Le professeur Armand Abécassis, père d’Éliette et éminent connaisseur du Talmud, est l’un des personnages centraux de cette BD brillante, captivante et très instructive.
Éliette Abécassis a répondu aux questions de La Voix sépharade.
Qu’est-ce qui vous a motivée à adapter, avec la complicité du dessinateur Néjib, l’histoire plurimillénaire de la Bible en BD ?
L’envie de raconter une histoire qui est celle du peuple juif, avec un angle original : un père qui transmet à sa fille, non pas l’histoire de la Bible, mais de l’écriture de la Bible. J’ai ressenti comme une urgence à poser la question actuelle de la transmission. Que transmettre? Comment transmettre? C’est le problème essentiel de notre époque.
Pourquoi ce choix de raconter l’histoire de l’écriture de la Bible ?
Ce choix est en effet destiné à rappeler l’importance du texte écrit dans une époque où la lecture est en train de disparaître, et plus encore, la transmission orale qui permet à notre culture et à nos valeurs de perdurer, malgré l’antisémitisme de toutes les époques. Nous le voyons aujourd’hui avec une violence inouïe et la seule réponse, c’est de se battre avec les armes militaires et les armes de l’esprit.
Pourquoi votre récit débute avec la découverte des manuscrits de la mer Morte à Qumran, en 1947 ?
C’est une histoire fondatrice à mon avis. Personnellement, c’est mon premier livre, Qumran, qui est un thriller sur l’épopée des manuscrits de la mer morte. Mais aussi, cette découverte archéologique a permis de montrer que le texte que nous lisons aujourd’hui est rigoureusement le même que celui de nos ancêtres.

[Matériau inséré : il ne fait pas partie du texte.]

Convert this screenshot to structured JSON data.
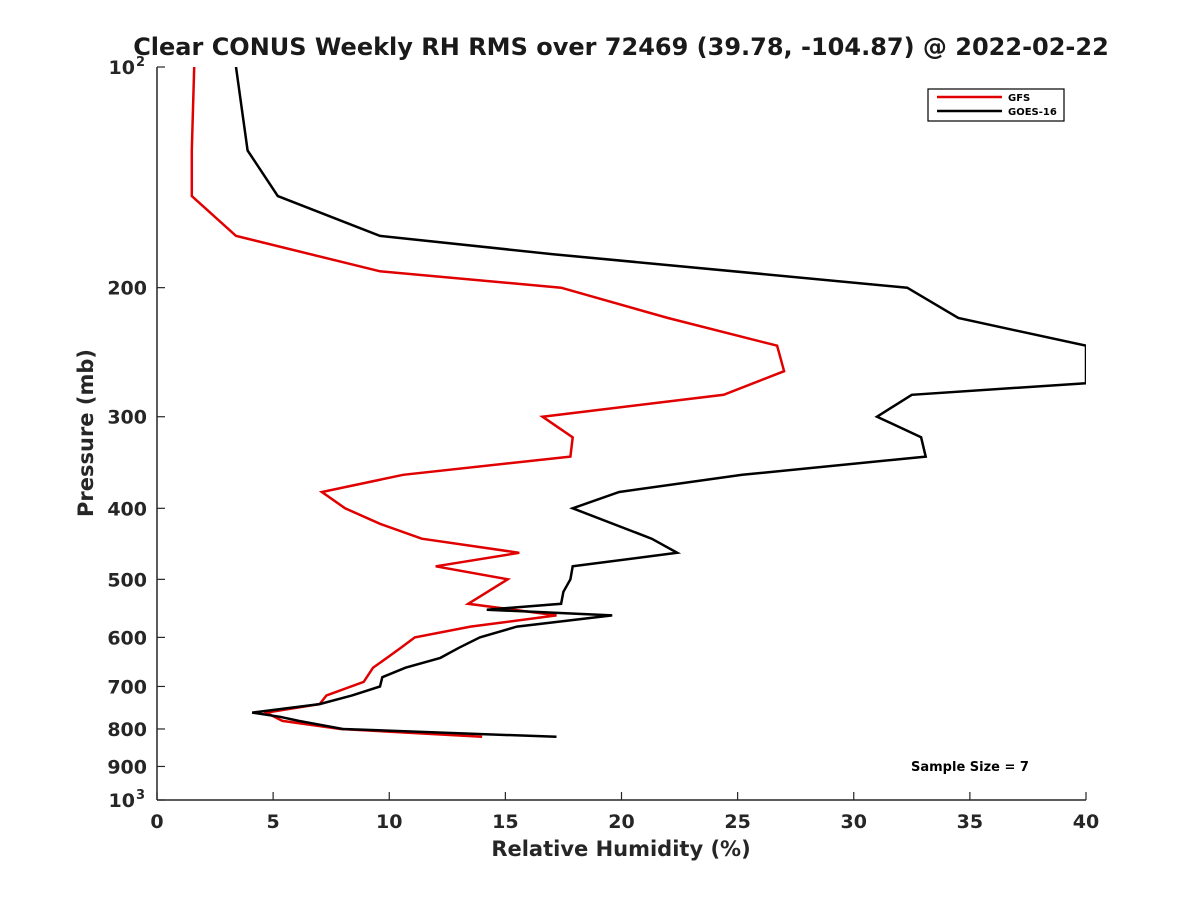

L’un des personnages de cette BD est votre père, Armand Abécassis, éminent éxégète de la Bible. Son souci constant de la transmission de ce texte sacré est au cœur de votre récit.

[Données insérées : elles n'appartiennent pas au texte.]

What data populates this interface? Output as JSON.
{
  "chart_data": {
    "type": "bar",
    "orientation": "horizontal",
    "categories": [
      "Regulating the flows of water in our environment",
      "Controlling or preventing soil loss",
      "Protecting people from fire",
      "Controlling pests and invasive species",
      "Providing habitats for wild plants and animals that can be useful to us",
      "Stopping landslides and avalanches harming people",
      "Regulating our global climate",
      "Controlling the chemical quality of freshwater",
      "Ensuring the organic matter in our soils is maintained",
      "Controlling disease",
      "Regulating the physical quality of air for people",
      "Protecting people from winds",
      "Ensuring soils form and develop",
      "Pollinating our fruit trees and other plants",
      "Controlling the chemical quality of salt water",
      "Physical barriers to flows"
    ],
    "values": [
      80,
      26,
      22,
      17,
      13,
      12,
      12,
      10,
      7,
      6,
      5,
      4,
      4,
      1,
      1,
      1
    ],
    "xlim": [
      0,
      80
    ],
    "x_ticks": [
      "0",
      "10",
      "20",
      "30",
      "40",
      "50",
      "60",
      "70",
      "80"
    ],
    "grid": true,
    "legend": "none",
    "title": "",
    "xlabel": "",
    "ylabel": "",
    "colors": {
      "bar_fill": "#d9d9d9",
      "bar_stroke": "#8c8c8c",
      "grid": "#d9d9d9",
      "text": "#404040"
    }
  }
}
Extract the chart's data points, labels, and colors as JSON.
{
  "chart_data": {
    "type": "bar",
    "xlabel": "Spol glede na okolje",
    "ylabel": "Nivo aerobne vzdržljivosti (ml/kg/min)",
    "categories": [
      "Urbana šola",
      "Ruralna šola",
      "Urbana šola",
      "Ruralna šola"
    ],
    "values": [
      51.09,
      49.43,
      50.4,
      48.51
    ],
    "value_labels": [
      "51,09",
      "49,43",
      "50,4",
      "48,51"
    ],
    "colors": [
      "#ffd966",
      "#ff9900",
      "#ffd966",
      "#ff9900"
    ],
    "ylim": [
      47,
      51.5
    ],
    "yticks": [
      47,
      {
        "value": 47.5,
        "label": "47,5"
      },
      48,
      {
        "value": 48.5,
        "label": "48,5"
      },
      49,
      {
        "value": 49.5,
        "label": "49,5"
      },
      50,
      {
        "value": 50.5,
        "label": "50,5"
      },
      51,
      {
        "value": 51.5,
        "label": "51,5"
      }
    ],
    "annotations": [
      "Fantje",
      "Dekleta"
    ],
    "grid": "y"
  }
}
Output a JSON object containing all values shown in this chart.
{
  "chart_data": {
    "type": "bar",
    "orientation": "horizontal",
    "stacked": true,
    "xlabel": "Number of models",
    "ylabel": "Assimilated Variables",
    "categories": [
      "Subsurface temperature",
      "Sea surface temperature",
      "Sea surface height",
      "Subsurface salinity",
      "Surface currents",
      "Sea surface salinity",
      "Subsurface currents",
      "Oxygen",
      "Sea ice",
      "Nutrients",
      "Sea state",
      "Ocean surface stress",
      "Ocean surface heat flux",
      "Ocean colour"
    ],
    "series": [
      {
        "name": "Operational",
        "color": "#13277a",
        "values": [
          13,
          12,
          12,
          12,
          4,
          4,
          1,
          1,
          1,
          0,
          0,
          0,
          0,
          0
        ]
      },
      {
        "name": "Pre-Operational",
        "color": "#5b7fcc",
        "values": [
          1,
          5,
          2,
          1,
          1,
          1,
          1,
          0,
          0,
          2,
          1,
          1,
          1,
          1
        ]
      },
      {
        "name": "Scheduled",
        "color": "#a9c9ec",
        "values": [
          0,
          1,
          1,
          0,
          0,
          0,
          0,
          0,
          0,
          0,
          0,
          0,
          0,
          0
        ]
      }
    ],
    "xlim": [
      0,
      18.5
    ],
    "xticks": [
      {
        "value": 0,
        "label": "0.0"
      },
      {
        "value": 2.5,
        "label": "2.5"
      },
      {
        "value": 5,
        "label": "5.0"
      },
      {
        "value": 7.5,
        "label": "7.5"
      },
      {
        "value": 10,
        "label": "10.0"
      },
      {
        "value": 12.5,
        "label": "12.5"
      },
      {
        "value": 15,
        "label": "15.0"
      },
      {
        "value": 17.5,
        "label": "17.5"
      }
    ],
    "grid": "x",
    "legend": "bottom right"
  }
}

Comme je l’ai écrit dans mon livre La transmission (Éditions Robert Laffont, 2022), mon père consacre en effet toute sa vie à la transmission. Il est habité par une mission qui le dépasse et le transcende, celle de perpétuer les valeurs de notre tradition, c’est ce qui donne un sens à sa vie, comme à celle de tous nos sages grâce à qui le judaïsme a pu persévérer malgré tous ses persécuteurs. Je lui rends hommage ici dans ce texte en en faisant le personnage principal de l’épopée de la bible.
Avec humour : il aime aussi beaucoup les westerns, et il raconte l’histoire à la façon d’un western!

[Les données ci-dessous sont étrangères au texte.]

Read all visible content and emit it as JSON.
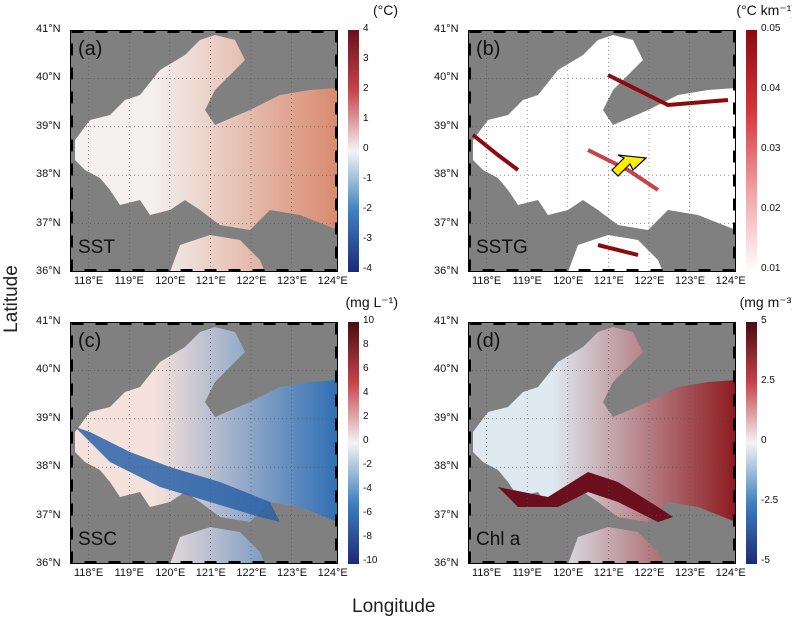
{
  "axes": {
    "xlabel": "Longitude",
    "ylabel": "Latitude"
  },
  "lon_ticks": [
    "118°E",
    "119°E",
    "120°E",
    "121°E",
    "122°E",
    "123°E",
    "124°E"
  ],
  "lat_ticks": [
    "41°N",
    "40°N",
    "39°N",
    "38°N",
    "37°N",
    "36°N"
  ],
  "panels": [
    {
      "tag": "(a)",
      "name": "SST",
      "unit": "(°C)",
      "cbar_ticks": [
        "4",
        "3",
        "2",
        "1",
        "0",
        "-1",
        "-2",
        "-3",
        "-4"
      ],
      "colors": [
        "#6b0f1f",
        "#c7434a",
        "#f4f4f4",
        "#3d7fbf",
        "#1c2a78"
      ],
      "water": [
        "#f3f0ef",
        "#d88a6f"
      ]
    },
    {
      "tag": "(b)",
      "name": "SSTG",
      "unit": "(°C km⁻¹)",
      "cbar_ticks": [
        "0.05",
        "0.04",
        "0.03",
        "0.02",
        "0.01"
      ],
      "colors": [
        "#8c0a0f",
        "#d5353c",
        "#f2a2a4",
        "#ffffff"
      ],
      "water": [
        "#ffffff",
        "#ffffff"
      ]
    },
    {
      "tag": "(c)",
      "name": "SSC",
      "unit": "(mg L⁻¹)",
      "cbar_ticks": [
        "10",
        "8",
        "6",
        "4",
        "2",
        "0",
        "-2",
        "-4",
        "-6",
        "-8",
        "-10"
      ],
      "colors": [
        "#4a0b12",
        "#c7434a",
        "#f4f4f4",
        "#3d7fbf",
        "#1c2a78"
      ],
      "water": [
        "#f6e2dc",
        "#2e6fb3"
      ]
    },
    {
      "tag": "(d)",
      "name": "Chl a",
      "unit": "(mg m⁻³)",
      "cbar_ticks": [
        "5",
        "2.5",
        "0",
        "-2.5",
        "-5"
      ],
      "colors": [
        "#4a0b12",
        "#c7434a",
        "#f4f4f4",
        "#3d7fbf",
        "#1c2a78"
      ],
      "water": [
        "#dfe9f0",
        "#8c1a1f"
      ]
    }
  ]
}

Au fil de l’histoire, la Bible a été l’objet de tentatives incessantes d’annihilation, d’autodafés… Étonnamment, on apprend dans cette BD que les nazis ont confisqué des dizaines de milliers de livres sur le judaïsme afin de créer la plus grande bibliothèque juive d’Europe.
Oui, c’est cette histoire que j’ai découverte en effet. Les nazis ont pillé les bibliothèques juives pour créer un immense fonds à partir de tous les livres juifs. Au Moyen Âge, l’autodafé du Talmud par Saint Louis, tout autant que ceux de l’Inquisition, montre que dans l’antisémitisme il y a cette part de jalousie par rapport au trésor de notre tradition, qui est la Torah. C’est l’image de notre âme et c’est ce que l’on cherche sans cesse à nous retirer. Mais nous résistons. Et nous survivrons.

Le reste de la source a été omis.